By Soumya Sagar
Molecular fossils found in ancient sedimentary rocks have unveiled a lost world of primitive eukaryotes that dominated aquatic ecosystems from at least 1.6 billion to 800 million years ago.
The findings, published June 7 in Nature, come from laboratory analyses of rock samples from around the world that revealed remnants of primitive compounds called protosteroids. The majority of these molecules, which form in the process of creating steroids, were likely produced by primordial eukaryotes, relatively complex life-forms that today include animals, plants, algae and fungi, the researchers say.
Almost all eukaryotes produce molecules called steroids, like cholesterol, that are crucial components of cell membranes. Steroids don’t degrade easily and their remnants can be detected in sedimentary rocks as molecular fossils.
The last common ancestor of all eukaryotes lived around 1.2 billion to more than 1.8 billion years ago. But scientists know almost nothing about the abundance, ecology and habitats of those early microorganisms. Molecular and physical fossils of eukaryotes dated to 800 million years ago have been found. But farther back in time, their physical fossils become scarce and molecular fossils of the steroids become undetectable. The existence of protosteroids had been predicted but it was unclear what they would look like — or if they could even be detected — until the researchers figured out a way to re-create those molecular footprints in the lab.
“This study explains why we don’t see footprints of these guys in the rocks, as researchers were looking for the wrong thing,” says biologist Laura Katz, a biologist at Smith College in Northampton, Mass., who was not involved with the new work. “It fills a void in the fossil records.”
A dearth of obvious eukaryote fossils before 800 million years ago led scientists to speculate that the ecosystem at that time was dominated by bacteria. Alternatively, primordial eukaryotes may have simply lacked strength in numbers to leave behind detectable steroid remnants.

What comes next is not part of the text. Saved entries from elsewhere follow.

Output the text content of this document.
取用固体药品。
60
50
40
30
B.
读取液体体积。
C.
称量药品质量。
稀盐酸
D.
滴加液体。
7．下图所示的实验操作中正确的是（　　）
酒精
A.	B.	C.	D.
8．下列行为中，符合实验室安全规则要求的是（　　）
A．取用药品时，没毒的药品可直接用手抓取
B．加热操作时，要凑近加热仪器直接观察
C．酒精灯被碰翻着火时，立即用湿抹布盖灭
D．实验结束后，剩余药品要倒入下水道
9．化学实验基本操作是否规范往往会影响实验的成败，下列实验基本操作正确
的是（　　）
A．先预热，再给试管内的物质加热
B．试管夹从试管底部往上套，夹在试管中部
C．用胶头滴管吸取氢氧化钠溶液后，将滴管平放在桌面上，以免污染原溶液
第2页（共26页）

Some scientists had a different explanation: What if some intermediate molecule in the chemical pathway that produces modern steroids was actually the end product of the process in primordial eukaryotes? This theory had been proposed by the biochemist Konrad Bloch, who won the Nobel Prize in physiology or medicine in 1964 for discovering the biosynthetic pathway of cholesterol.
To test this, geochemist Jochen Brocks of the Australian National University in Canberra and colleagues artificially matured molecules made in the first few steps of steroid biosynthesis, including lanosterol and cycloartenol. That revealed what the compounds’ molecular fossils would look like. Then the researchers looked for these fossils in tarlike bitumens and oils extracted from ancient rocks from all over the world.
The researchers discovered a deluge of the protosteroids in samples ranging from deep to relatively shallow water environments. The oldest sample, dating back to 1.6 billion years ago, came from the Barney Creek Formation in Australia.
“One of the greatest puzzles of early evolution is, why didn’t our highly capable eukaryotic ancestors come to dominate the world’s ancient waterways? Where were they hiding?” says Benjamin Nettersheim, a geobiologist at University of Bremen in Germany. “We show that the protosteroid-producing microorganisms were hiding in plain sight and were in fact abundant in the world’s ancient oceans and lakes all along.”
While most bacteria produce a different molecule, called hopanoids, some bacteria also have the chemical tools to kick-start protosteroid production. But these bacteria exist in niche environments, such as methane seeps and hydrothermal vents. And their molecular footprints have not been found in sediments older than 800 million years, leading the researchers to conclude that eukaryotes dominated the ancient ecosystems.
“Konrad Bloch would have been delighted, had he lived, to see this,” says MIT geobiologist Roger Summons, who wasn’t involved in the study. “This paper has elegantly confirmed his prediction that biosynthetic precursors to cholesterol reflect ancient life’s quest for improvement.” (Bloch died in 2000.)
Making these steroid precursors requires less oxygen and energy, so that may have given the primordial eukaryotes an advantage in thriving in early Earth’s harsh low oxygen conditions, the researchers propose (SN: 10/30/15).
“If true, [this study] suggests that we may be able to examine the stepwise evolution of eukaryotes at [an] unprecedented level of detail,” says evolutionary biologist Yosuke Hoshino of the GFZ German Research Centre for Geosciences in Potsdam, who was not involved in the study. “This is such a great opportunity to understand the evolution of complex life, which biologists have always dreamed of.”